C’est très bien de vouloir lutter contre les paradis fiscaux. Totalement utopique, bien sûr, mais cela part d’un bon sentiment, peut-être même d’un sentiment de culpabilité.
On oublie cependant une chose : quand il y a un (ou des) paradis c’est qu’il y a aussi, inévitablement, quelque part… un enfer.
Que des ministres, des élus ou de simples citoyens « planquent leur fric » aux îles Caïman ou ailleurs pour échapper au fisc français est, bien sûr, inadmissible.
L’article 13 de la Déclaration des Droits de l’homme affirme qu’« une contribution commune est indispensable pour l’entretien de la force publique et les dépenses d’administration » et qu’« elle doit être également répartie entre tous les citoyens en raison de leurs facultés ».
Mais l’article 14 ajoute : « Tous les citoyens ont le droit de constater par eux-mêmes la nécessité de la contribution publique, d’en suivre l’emploi et d’en déterminer la quotité, l’assiette, le recouvrement et la durée ».
Il ne fait aucun doute que si, grâce à son climat tempéré et à la beauté de ses paysages, la France est un paradis, sur la plan de la « contribution commune » elle est devenue un enfer.
Quand certains doivent travailler six mois de l’année simplement pour payer leurs impôts et que d’autres sont menacés d’être taxés à 75% pour la partie la plus élevée de leurs revenus, comment s’étonner que ces « malheureux » ne tentent par tous les moyens de s’échapper des griffes du diable ?
Le diablotin qui siège à l’Elysée et qui vient de sortir de sa boite (à outils) veut supprimer les paradis fiscaux.
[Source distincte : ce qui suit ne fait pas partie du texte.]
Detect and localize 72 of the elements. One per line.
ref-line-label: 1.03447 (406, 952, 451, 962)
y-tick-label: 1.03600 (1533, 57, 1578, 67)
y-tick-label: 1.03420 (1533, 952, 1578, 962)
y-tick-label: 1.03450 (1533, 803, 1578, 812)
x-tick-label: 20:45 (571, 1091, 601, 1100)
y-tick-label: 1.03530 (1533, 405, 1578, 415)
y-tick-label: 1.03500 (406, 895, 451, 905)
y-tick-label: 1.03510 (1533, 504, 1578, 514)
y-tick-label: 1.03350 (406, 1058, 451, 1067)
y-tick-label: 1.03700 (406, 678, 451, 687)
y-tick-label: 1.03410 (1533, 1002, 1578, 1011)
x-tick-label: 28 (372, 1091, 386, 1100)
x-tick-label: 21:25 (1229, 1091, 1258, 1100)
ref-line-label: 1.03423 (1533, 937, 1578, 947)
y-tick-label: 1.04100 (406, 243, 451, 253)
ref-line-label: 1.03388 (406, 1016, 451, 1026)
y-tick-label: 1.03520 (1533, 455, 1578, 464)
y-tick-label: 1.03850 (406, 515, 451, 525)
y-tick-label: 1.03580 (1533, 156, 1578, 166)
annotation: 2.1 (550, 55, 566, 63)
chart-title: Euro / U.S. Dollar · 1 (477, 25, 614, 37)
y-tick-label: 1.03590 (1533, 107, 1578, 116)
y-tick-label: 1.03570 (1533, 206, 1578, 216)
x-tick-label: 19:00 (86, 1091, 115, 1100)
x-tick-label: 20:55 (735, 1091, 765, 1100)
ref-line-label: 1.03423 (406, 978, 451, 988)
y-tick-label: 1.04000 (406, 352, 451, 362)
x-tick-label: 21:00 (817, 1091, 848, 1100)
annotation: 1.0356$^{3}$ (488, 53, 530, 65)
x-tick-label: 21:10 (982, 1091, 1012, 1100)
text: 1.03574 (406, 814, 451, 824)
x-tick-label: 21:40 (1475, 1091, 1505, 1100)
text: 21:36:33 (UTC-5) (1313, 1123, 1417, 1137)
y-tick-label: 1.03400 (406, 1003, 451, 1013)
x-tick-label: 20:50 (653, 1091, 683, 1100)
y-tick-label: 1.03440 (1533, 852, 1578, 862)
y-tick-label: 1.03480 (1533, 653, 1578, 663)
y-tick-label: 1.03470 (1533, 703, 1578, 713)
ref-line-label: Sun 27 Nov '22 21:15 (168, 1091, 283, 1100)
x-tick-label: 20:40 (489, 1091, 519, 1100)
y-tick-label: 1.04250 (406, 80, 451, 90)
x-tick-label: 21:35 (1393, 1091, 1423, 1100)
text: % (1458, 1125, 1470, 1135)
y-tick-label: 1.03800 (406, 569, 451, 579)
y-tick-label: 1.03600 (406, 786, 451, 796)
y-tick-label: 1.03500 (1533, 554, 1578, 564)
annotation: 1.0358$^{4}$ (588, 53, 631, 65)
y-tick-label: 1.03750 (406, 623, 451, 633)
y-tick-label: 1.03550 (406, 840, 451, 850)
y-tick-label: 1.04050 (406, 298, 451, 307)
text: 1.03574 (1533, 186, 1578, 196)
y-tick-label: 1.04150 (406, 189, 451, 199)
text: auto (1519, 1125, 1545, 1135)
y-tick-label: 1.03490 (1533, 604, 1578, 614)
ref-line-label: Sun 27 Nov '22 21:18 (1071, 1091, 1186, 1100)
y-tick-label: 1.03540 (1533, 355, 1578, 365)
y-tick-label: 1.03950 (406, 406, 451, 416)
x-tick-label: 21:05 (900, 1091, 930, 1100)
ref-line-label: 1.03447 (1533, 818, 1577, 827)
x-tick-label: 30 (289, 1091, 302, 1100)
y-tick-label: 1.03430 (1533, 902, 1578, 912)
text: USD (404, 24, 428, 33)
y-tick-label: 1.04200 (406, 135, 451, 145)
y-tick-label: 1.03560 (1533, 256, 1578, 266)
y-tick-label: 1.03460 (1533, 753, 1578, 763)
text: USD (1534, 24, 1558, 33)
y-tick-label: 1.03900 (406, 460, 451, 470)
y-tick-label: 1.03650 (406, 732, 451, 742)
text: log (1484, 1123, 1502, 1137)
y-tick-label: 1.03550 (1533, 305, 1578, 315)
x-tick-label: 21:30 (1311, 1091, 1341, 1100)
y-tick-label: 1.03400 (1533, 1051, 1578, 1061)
Tout le monde –et lui le premier- sait qu’il n’y arrivera pas et que ce n’est, là encore, qu’une promesse de gascon et qu’un coup de com’.
Ce qu’il ne veut pas comprendre c’est qu’il est plus facile de supprimer un enfer que de supprimer des paradis.
François Hollande aurait été beaucoup plus convaincant ce matin si, au lieu de nous annoncer avec ses airs de Tartarin qu’il allait pourchasser sans pitié les évadés fiscaux, il nous avait déclaré qu’il prenait des mesures de rigueur (et non pas d’austérité) pour baisser les dépenses de l’Etat et réduire la pression (l’oppression) fiscale afin de relancer la croissance par l’innovation et la consommation (comme le lui conseillent maintenant même certains de ses ministres qui commencent à ouvrir les yeux).
Fustiger les « évadés » c’est bien mais c’est reconnaitre qu’ils étaient en prison, au bagne à casser des cailloux pour le roi de Prusse.
Grand chef des « matons » de notre pays, chaque fois qu’il élève la voix, François Hollande fait rigoler et chaque fois qu’il augmente les prélèvements (ce qui est devenu une sale manie chez lui) il montre du doigt le chemin de la Suisse, de Singapour ou des îles Caïmans à des « tôlards » qui en ont assez.
Hollande voudrait que la communauté internationale bannisse les paradis fiscaux. Mais il y a longtemps que cette même communauté est sidérée par notre infernale politique fiscale.